Chronic mild stress enhanced trace fear conditioning (episodic fear memories) in adolescent female rats. The CB1 agonist ACEA reduced fear during memory recall in both stressed and non-stressed females, but it either had no effect on or impaired both short-term and long-term fear extinction. For contextual fear, ACEA had opposite effects on extinction depending on stress history.

Adolescent female Sprague-Dawley rats underwent chronic mild unpredictable stress, then were tested on hippocampal-dependent trace and contextual fear conditioning. CB1 agonist ACEA (0.1 mg/kg) was administered before memory recall or acquisition.

This has direct implications for using medical cannabis to treat PTSD in women. While CB1 activation reduced acute fear responses, it may actually impair the therapeutic process of fear extinction that underlies exposure-based PTSD treatments.

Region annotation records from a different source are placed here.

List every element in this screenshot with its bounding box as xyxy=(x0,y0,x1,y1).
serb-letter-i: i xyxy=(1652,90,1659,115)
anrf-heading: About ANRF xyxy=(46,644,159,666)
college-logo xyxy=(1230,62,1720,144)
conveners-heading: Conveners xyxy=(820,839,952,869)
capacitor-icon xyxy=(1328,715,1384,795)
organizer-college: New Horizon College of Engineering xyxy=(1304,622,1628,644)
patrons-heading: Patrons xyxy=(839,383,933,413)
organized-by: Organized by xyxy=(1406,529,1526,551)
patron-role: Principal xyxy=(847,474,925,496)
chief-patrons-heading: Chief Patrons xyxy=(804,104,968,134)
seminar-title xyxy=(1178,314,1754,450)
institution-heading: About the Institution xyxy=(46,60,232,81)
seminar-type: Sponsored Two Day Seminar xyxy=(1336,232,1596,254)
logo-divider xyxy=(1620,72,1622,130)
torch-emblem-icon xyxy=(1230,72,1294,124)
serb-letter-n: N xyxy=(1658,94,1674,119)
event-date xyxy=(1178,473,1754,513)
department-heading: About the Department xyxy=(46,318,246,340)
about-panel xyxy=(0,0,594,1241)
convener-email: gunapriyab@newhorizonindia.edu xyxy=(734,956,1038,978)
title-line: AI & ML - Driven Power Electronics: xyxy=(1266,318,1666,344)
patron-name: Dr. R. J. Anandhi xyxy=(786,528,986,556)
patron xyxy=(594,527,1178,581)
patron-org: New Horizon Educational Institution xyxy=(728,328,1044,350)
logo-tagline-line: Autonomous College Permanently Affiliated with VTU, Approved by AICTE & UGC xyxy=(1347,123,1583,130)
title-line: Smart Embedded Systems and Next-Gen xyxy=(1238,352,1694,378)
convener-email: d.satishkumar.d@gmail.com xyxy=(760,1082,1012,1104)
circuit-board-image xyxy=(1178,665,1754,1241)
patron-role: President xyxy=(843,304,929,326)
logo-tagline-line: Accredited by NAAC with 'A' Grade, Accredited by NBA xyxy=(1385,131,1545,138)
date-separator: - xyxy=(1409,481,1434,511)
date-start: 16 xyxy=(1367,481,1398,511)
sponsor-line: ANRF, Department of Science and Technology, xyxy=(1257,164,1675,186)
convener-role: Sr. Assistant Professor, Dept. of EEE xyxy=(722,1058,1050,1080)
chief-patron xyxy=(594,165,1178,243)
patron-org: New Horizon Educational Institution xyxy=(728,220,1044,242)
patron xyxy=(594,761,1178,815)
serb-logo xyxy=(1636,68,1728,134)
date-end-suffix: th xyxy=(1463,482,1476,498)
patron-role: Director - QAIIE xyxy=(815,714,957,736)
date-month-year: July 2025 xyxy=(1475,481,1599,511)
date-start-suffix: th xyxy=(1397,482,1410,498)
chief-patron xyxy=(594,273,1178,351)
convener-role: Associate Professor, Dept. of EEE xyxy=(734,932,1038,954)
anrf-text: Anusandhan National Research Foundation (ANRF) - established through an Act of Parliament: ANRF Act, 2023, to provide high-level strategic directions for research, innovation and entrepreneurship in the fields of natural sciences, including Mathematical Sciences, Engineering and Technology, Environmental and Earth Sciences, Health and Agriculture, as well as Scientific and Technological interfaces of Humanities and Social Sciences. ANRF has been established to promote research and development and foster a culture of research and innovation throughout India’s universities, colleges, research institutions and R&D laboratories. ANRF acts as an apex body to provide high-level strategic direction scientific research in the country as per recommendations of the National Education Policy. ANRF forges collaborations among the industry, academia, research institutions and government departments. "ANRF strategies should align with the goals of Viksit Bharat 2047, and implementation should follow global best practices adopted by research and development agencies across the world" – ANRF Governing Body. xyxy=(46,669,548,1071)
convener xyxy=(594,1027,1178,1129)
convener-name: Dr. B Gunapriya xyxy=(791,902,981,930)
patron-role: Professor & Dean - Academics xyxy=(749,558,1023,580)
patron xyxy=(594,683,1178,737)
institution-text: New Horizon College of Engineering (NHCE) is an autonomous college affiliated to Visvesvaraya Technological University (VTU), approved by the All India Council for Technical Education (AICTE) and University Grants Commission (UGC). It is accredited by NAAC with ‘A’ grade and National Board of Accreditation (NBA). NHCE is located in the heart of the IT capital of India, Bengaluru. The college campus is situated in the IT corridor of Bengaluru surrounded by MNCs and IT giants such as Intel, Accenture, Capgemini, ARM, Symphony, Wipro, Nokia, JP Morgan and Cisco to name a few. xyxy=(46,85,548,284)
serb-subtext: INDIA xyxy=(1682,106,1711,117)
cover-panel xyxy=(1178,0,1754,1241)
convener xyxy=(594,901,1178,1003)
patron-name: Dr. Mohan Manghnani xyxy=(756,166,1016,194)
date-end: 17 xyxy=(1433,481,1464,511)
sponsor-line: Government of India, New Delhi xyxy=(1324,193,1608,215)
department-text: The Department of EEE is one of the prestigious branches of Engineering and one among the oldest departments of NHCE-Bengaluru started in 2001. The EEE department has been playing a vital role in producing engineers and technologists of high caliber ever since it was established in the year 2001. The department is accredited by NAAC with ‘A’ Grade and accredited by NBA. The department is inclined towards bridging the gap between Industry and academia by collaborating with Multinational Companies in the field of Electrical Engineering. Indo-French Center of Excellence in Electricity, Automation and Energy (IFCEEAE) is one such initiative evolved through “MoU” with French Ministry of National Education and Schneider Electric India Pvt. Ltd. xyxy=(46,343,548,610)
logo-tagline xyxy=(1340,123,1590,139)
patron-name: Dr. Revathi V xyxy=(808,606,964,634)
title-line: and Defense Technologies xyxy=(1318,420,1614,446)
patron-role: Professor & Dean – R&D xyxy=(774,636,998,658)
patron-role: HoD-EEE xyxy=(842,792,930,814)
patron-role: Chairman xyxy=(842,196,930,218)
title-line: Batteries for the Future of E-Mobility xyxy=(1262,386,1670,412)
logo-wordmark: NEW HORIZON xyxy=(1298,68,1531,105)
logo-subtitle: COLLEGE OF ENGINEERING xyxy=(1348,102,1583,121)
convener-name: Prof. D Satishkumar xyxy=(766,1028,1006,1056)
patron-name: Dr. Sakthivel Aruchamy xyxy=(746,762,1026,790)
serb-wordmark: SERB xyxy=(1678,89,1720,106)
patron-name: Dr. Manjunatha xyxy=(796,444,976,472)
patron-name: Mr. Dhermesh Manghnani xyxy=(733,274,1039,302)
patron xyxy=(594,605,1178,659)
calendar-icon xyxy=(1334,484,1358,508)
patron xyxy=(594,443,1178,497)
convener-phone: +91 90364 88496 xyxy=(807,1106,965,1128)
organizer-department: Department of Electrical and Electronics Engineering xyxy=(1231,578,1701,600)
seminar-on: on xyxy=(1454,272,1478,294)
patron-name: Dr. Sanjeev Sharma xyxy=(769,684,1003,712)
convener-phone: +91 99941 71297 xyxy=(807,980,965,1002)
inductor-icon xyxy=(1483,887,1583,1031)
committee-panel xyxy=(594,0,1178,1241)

Women are diagnosed with PTSD at roughly twice the rate of men, yet most cannabis-PTSD research uses male animals. These sex-specific findings suggest the endocannabinoid system may function differently in female stress responses, which could affect treatment outcomes.

Preprint (bioRxiv), not yet peer-reviewed. Only female rats were tested (no direct male comparison in this study, but references prior male data). The synthetic CB1 agonist ACEA may not perfectly mimic THC effects.